In the spirit of New Year we thought it was a good idea to give a little insight into how hubski works and what our plans for the technical future of hubski are.
First a little history of hubski's codebase. As mk said in his State Of Hubski we started out as a clone of Hacker News which is written in Arc Lisp, Paul Graham's experimental lisp dialect. HN is a rather focused side-project with design and code decisions made for specific ends for the hacker community pg wants to see: from the text-centric, process-list-esque design to a highly simplified markdown implementation. This is the what hubski has been built on, or hacked on in some cases.
One of the main issues that comes from this is that very few other people actively work on or with Arc. There are very few libraries written in arc so that means if we want to interface with most other software we need to write our own client library. The other option is to just code it ourselves, but most of what we write would pale in comparison to other software which have had a ton of time put into them by brilliant communities.
How things work currently
When you first connect to hubski you hit nginx which handles much of our static content as well as cached content. If you aren't logged in nginx will check a redis server to see if that url has been cached, otherwise it passes it on to the application which is a monolithic app which handles everything.
All of our data is stored in files each of which is just an s-expressions What the app does is it loads some to all of the posts and comments into memory in a hashtable. At the point we're at now we can't load the entirety of our data into memory due to issues with RAM size and expensive function calls. A lot of functions - such as detecting duplicate posts when submitting, searching, or retrieving feeds - are basically map calls across this entire working set. In addition to this our working set is a bit of a memory leak because it doesn't have a way to manage its size so it just keeps growing until the we reset the app (which we do fairly often).
Plans for the future
There are a lot of things that we would like to do - things that have been asked for by the community. Ideally we would have a system setup that automatically scales to deal with traffic and that makes adding services and features in any language relatively simple.
One of the first steps is going to be to give hubski a proper database. Separating the database from the hubski app will be a big step towards being able to add other services. As an example this will allow us to more easily integrate mature search solutions to hubski such as Elasticsearch or Solr Right now every post has a list of words which search as its search text and we map through our working set. This of course limits us to search through only what we can store in memory which is unfortunate.
The next step will be to make hubski horizontally scalable, i.e. allow us to run multiple copies of hubski and load balance between them. One of the things that this will allow us to do is run different versions of hubski at the same (like have a beta version that beta testers can use).
What this all means
Hopefully this will give some idea of the hurdles we face when developing hubski. The ultimate goal of our work will be to make hubski's code into as much of a fertile soil as hubski is. My dream is this:
1. Have hubski run and scale on its own while having the ability to add functions and services on the fly with a plug-and-play simplicity.

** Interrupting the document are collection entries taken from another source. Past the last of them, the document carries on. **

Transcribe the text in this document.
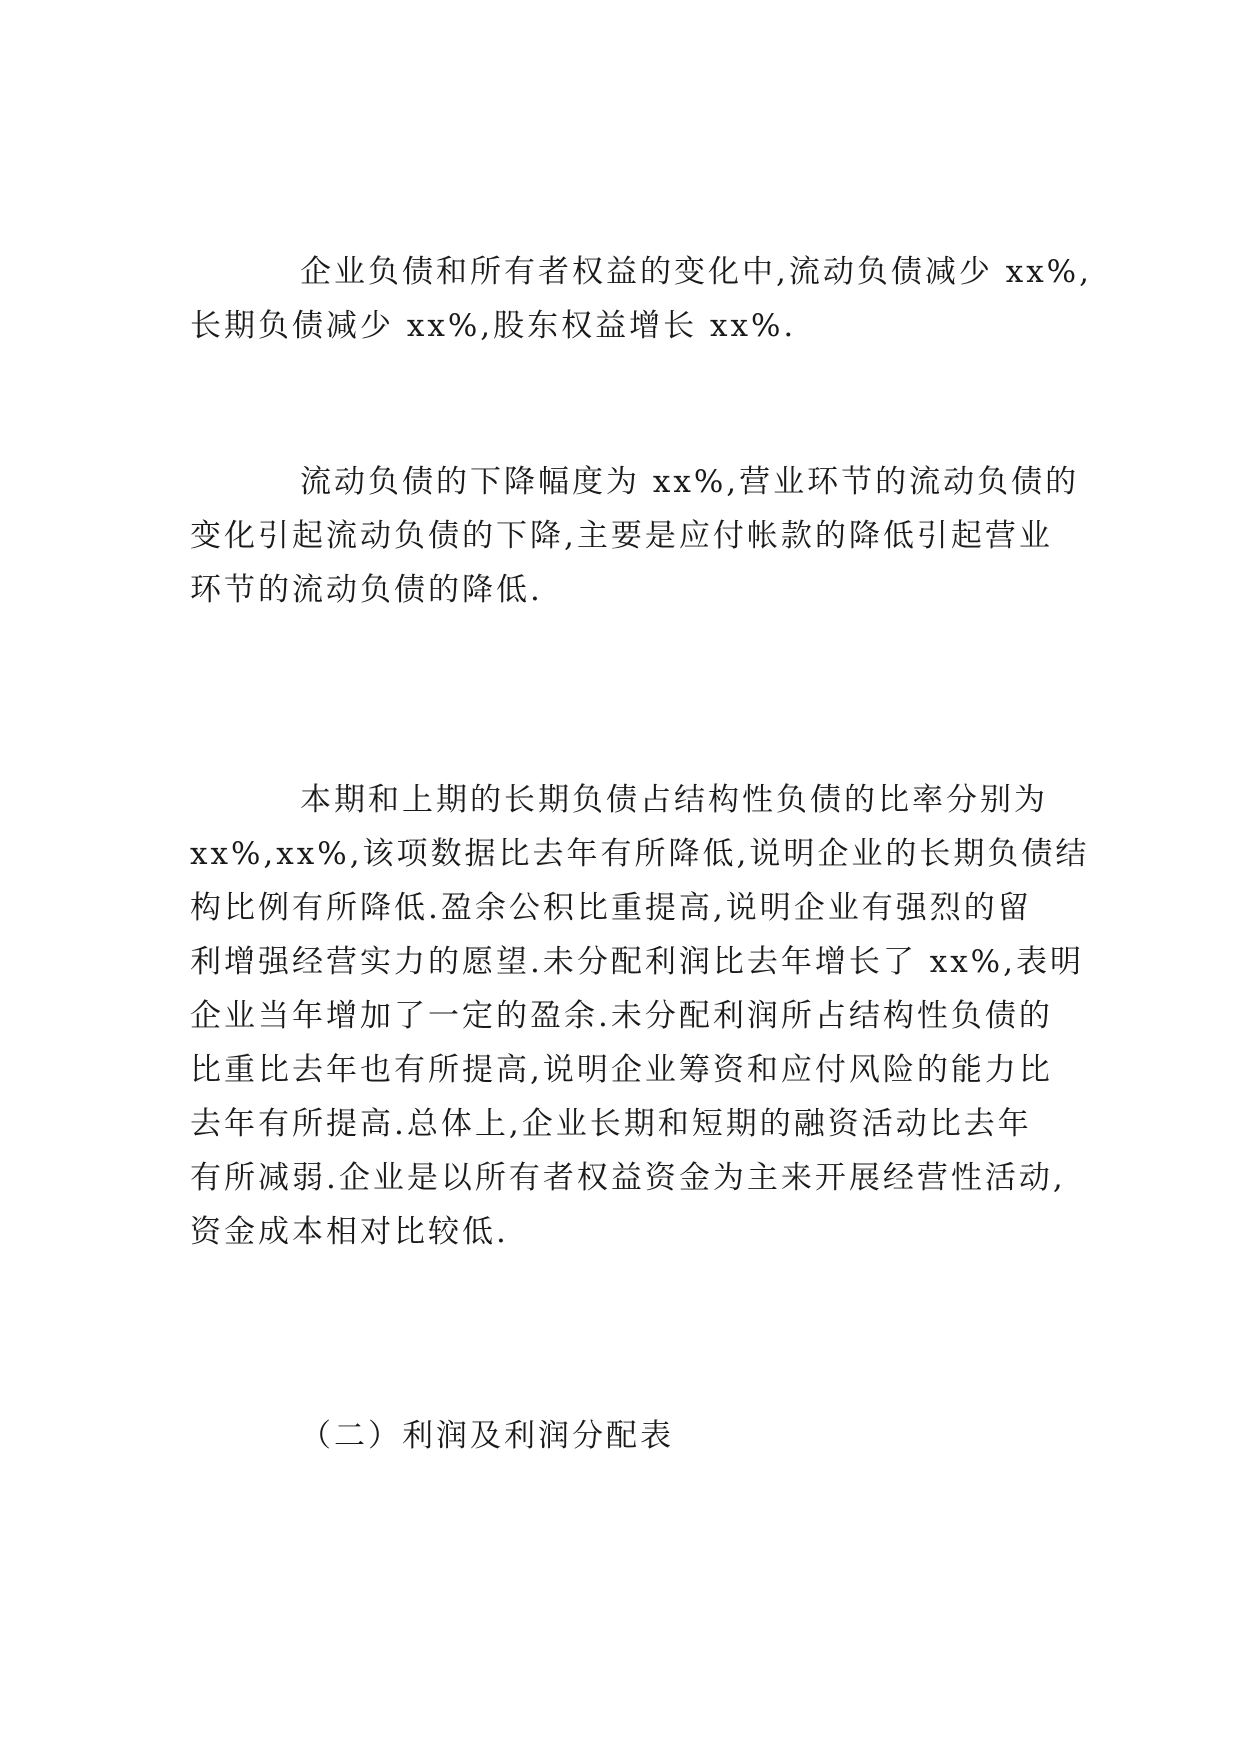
企业负债和所有者权益的变化中,流动负债减少 xx%,
长期负债减少 xx%,股东权益增长 xx%.
流动负债的下降幅度为 xx%,营业环节的流动负债的
变化引起流动负债的下降,主要是应付帐款的降低引起营业
环节的流动负债的降低.
本期和上期的长期负债占结构性负债的比率分别为
xx%,xx%,该项数据比去年有所降低,说明企业的长期负债结
构比例有所降低.盈余公积比重提高,说明企业有强烈的留
利增强经营实力的愿望.未分配利润比去年增长了 xx%,表明
企业当年增加了一定的盈余.未分配利润所占结构性负债的
比重比去年也有所提高,说明企业筹资和应付风险的能力比
去年有所提高.总体上,企业长期和短期的融资活动比去年
有所减弱.企业是以所有者权益资金为主来开展经营性活动,
资金成本相对比较低.
（二）利润及利润分配表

2. Have a development environment which can be set up in a short amount of time so open source developers can help develop hubski or just hack away on their own.
3. Have an nice RESTful API for people who want to build things with and for hubski.

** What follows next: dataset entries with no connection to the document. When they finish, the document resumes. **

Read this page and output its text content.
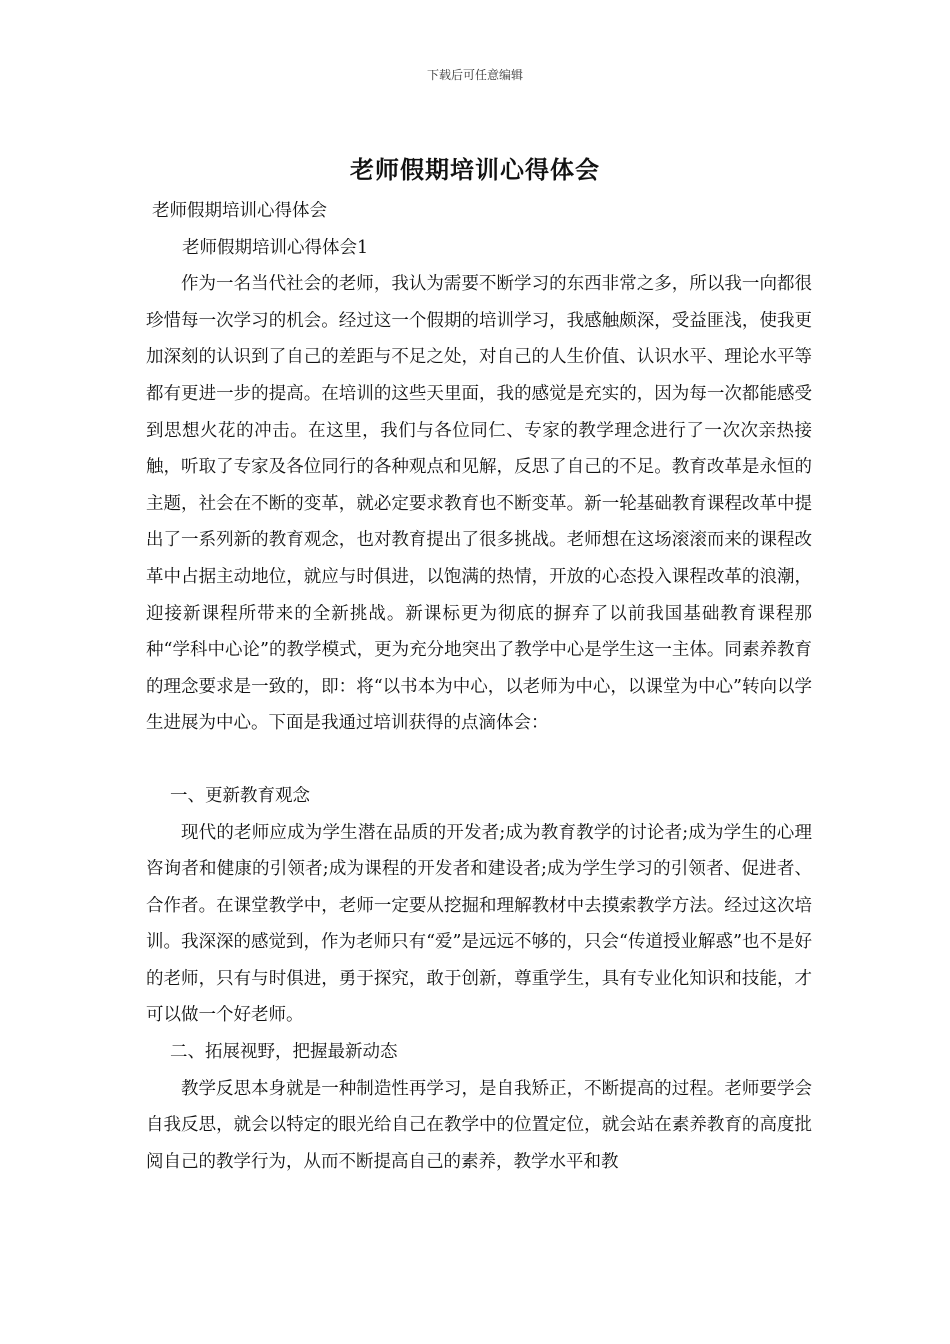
下载后可任意编辑
老师假期培训心得体会

老师假期培训心得体会

老师假期培训心得体会1

作为一名当代社会的老师，我认为需要不断学习的东西非常之多，所以我一向都很珍惜每一次学习的机会。经过这一个假期的培训学习，我感触颇深，受益匪浅，使我更加深刻的认识到了自己的差距与不足之处，对自己的人生价值、认识水平、理论水平等都有更进一步的提高。在培训的这些天里面，我的感觉是充实的，因为每一次都能感受到思想火花的冲击。在这里，我们与各位同仁、专家的教学理念进行了一次次亲热接触，听取了专家及各位同行的各种观点和见解，反思了自己的不足。教育改革是永恒的主题，社会在不断的变革，就必定要求教育也不断变革。新一轮基础教育课程改革中提出了一系列新的教育观念，也对教育提出了很多挑战。老师想在这场滚滚而来的课程改革中占据主动地位，就应与时俱进，以饱满的热情，开放的心态投入课程改革的浪潮，迎接新课程所带来的全新挑战。新课标更为彻底的摒弃了以前我国基础教育课程那种“学科中心论”的教学模式，更为充分地突出了教学中心是学生这一主体。同素养教育的理念要求是一致的，即：将“以书本为中心，以老师为中心，以课堂为中心”转向以学生进展为中心。下面是我通过培训获得的点滴体会：

一、更新教育观念

现代的老师应成为学生潜在品质的开发者;成为教育教学的讨论者;成为学生的心理咨询者和健康的引领者;成为课程的开发者和建设者;成为学生学习的引领者、促进者、合作者。在课堂教学中，老师一定要从挖掘和理解教材中去摸索教学方法。经过这次培训。我深深的感觉到，作为老师只有“爱”是远远不够的，只会“传道授业解惑”也不是好的老师，只有与时俱进，勇于探究，敢于创新，尊重学生，具有专业化知识和技能，才可以做一个好老师。

二、拓展视野，把握最新动态

教学反思本身就是一种制造性再学习，是自我矫正，不断提高的过程。老师要学会自我反思，就会以特定的眼光给自己在教学中的位置定位，就会站在素养教育的高度批阅自己的教学行为，从而不断提高自己的素养，教学水平和教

There will be a lot of questions to answer along the way such as what is an appropriate API policy to allow people to be creative (and we have a very creative community) while maintaining a long-term healthy relationship with people who choose to use it and what parts of hubski would we want to open source with what license. At the end of it all I do think that we will be in a much better place. Even for those of you who have no interest in the technical details behind hubski we will, for instance, be able to better respond to your feedback.
I'm excited for the future of hubski and I keep this goal in mind whenever I'm working. We have a lot of potential as a community and I firmly believe this will give us a firm foundation.
Thanks not only for taking the time to make Hubski a better place through constructing it, but for taking the time to be transparent about it too!
Awww yiss. I think quite a bit of people have been waiting for this. Overall, this sounds like a great plan. I'm not sure how much back-end work is required for hubski (sounds like a lot), but this should certainly reduce the amount of maintenance work required, right? Which would then lead to more development for user-faced features.3. Have an nice RESTful API for people who want to build things with and for hubski.
Thanks for the insight! Since being new here, it helps me to understand the platform better. What I def can say is, way more transparent and lighter overview than in Reddit. Kudos and keep it up!
Thanks for the insight! Since being new here, it helps me to understand the platform better. What I def can say is, way more transparent and lighter overview than in Reddit.
We'll probably go with Mongdodb, mainly because there is a client library written in Racket. Arc is kinda built on Racket (technically I believe it was originally written on top of mzscheme but we use racket to run it now) so we should be able to cross define the client library into Arc and use it. Aside from that the considerations that I made were that it needs to be schema-less (we like to play around a lot, add new features) and scalable from one server to n (things like Cassandradb typically require a minimum of 3 servers to start).What type of database are you considering?
mk on advertising, last year. Anyone know how close we are, cost-wise, to needing to implement any sort of subscription system?
This is great news! as a small time developer and a new member (by the way, I love the site so far!) I would love to see these additions.